I'm currently working on a scheduler based upon the FIFO. It's final purpose is to run on a M:N architecture (many servers connected to many schedulers). While implementing I run into a problem with the pbs_sched.c main loop. Currently the scheduler is processing commands one by one. The problem is that the server is capable of generating a lot of commands in a very short time period, while the scheduler takes considerable time running one scheduling cycle. The result is that while the scheduler has done processing all changes on the server in the first two loops, there can be 10 or even 100 more commands waiting. The change I implemented is that instead of running the scheduling cycle for each command, all connections are accepted and all commands are fetched beforehand. After this is done, the commands are processed (either the old way, by running for each distinct [duplicates are ignored] command the scheduling process, or passing the commands as a set). This improves response times significantly. The original implementation had a very bad habit of starving servers (when more then one servers was connected to one scheduler). Main changes are in pbs_sched.c Support for new scheduler invocation for FIFO scheduler included in the patch.
Created an attachment (id=10) [details] patch
thanks for the patch. Can you bring this topic up on the torque-dev mailing list? I have a bunch of other patches to get in, and don't really have a lot of time to check this out out. It sounds good, but we should make sure it won't have any unintended consequences for other users. If other developers like the idea, we can get it committed to subversion.
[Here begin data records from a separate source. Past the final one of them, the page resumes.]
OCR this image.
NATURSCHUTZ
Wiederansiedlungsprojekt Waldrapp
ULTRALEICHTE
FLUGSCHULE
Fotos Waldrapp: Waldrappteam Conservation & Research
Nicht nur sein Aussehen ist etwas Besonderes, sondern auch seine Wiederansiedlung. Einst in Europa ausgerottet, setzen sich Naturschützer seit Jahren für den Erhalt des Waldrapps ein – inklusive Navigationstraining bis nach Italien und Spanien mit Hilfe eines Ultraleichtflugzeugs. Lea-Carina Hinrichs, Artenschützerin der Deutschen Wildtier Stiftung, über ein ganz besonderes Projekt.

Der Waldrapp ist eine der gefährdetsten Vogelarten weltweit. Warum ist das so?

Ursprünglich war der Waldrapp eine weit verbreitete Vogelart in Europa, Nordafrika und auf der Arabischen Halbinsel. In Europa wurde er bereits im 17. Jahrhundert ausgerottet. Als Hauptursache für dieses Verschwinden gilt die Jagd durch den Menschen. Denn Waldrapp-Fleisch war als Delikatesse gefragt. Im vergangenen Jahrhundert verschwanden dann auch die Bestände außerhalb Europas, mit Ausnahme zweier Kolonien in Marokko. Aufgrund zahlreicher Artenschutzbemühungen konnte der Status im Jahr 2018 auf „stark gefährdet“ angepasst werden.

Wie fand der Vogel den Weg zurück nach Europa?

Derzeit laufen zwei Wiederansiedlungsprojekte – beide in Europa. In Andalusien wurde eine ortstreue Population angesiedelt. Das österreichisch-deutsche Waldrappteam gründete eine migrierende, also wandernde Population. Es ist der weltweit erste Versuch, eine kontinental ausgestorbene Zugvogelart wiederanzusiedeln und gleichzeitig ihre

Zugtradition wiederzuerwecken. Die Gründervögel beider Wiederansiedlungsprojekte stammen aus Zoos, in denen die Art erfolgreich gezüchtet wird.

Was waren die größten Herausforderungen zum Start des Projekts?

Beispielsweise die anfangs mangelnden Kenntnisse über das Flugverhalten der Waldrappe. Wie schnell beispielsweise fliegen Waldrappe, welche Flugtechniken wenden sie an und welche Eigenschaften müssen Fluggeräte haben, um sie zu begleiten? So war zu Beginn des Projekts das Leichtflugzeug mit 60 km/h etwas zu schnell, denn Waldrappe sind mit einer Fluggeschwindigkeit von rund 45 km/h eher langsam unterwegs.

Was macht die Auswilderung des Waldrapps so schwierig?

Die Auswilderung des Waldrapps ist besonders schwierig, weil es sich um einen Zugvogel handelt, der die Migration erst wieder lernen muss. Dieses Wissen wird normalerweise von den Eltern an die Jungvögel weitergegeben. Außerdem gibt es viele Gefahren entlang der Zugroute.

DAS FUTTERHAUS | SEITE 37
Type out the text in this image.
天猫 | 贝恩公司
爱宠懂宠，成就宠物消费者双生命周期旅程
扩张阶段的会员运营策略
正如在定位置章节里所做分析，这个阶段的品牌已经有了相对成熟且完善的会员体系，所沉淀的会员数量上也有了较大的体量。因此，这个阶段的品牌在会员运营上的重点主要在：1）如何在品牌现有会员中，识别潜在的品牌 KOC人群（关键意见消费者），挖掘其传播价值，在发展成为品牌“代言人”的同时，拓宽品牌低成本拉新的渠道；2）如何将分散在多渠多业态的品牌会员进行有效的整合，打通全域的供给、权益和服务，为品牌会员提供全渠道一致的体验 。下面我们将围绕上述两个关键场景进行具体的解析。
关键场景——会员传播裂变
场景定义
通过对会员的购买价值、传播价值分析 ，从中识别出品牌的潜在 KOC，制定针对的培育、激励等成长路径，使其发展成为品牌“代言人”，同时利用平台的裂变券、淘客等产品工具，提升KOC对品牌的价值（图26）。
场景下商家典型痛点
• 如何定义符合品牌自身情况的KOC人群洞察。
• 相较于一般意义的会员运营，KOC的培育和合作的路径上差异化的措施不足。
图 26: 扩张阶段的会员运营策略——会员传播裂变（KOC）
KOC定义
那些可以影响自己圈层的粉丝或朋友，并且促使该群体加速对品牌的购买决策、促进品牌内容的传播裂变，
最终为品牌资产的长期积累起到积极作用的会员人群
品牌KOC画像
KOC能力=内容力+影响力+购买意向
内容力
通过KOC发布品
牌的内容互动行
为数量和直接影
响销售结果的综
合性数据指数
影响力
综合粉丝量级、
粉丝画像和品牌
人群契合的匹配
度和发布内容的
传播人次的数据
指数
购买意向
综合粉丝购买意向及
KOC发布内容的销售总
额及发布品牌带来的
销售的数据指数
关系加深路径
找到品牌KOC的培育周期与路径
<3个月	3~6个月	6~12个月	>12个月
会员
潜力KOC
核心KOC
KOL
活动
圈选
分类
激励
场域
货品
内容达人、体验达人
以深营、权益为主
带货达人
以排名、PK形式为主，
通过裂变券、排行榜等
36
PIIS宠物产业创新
I'd also like to thank you for all your recent contributions to TORQUE. We need more community involvement. Maybe in the future, if you keep involved, you can get svn commit access.
(In reply to comment #2) > thanks for the patch. Can you bring this topic up on the torque-dev mailing > list? I have a bunch of other patches to get in, and don't really have a lot > of time to check this out out. It sounds good, but we should make sure it > won't have any unintended consequences for other users. > > If other developers like the idea, we can get it committed to subversion. It's already there :-)
no one commented on torquedev? want to bump the thread? I'd like to see what the other developers think.
(In reply to comment #4) > no one commented on torquedev? want to bump the thread? I'd like to see what > the other developers think. I will create a second part of the patch soon (push the actual scheduling into a separate thread). That should draw some attention. There are still some minor problems I need to solve, or to be more precise, make sure that they work as I think they should.
This patch is no longer maintained on my part since the actual speed increase wasn't as great as expected because server speed isn't a concern (for the most part).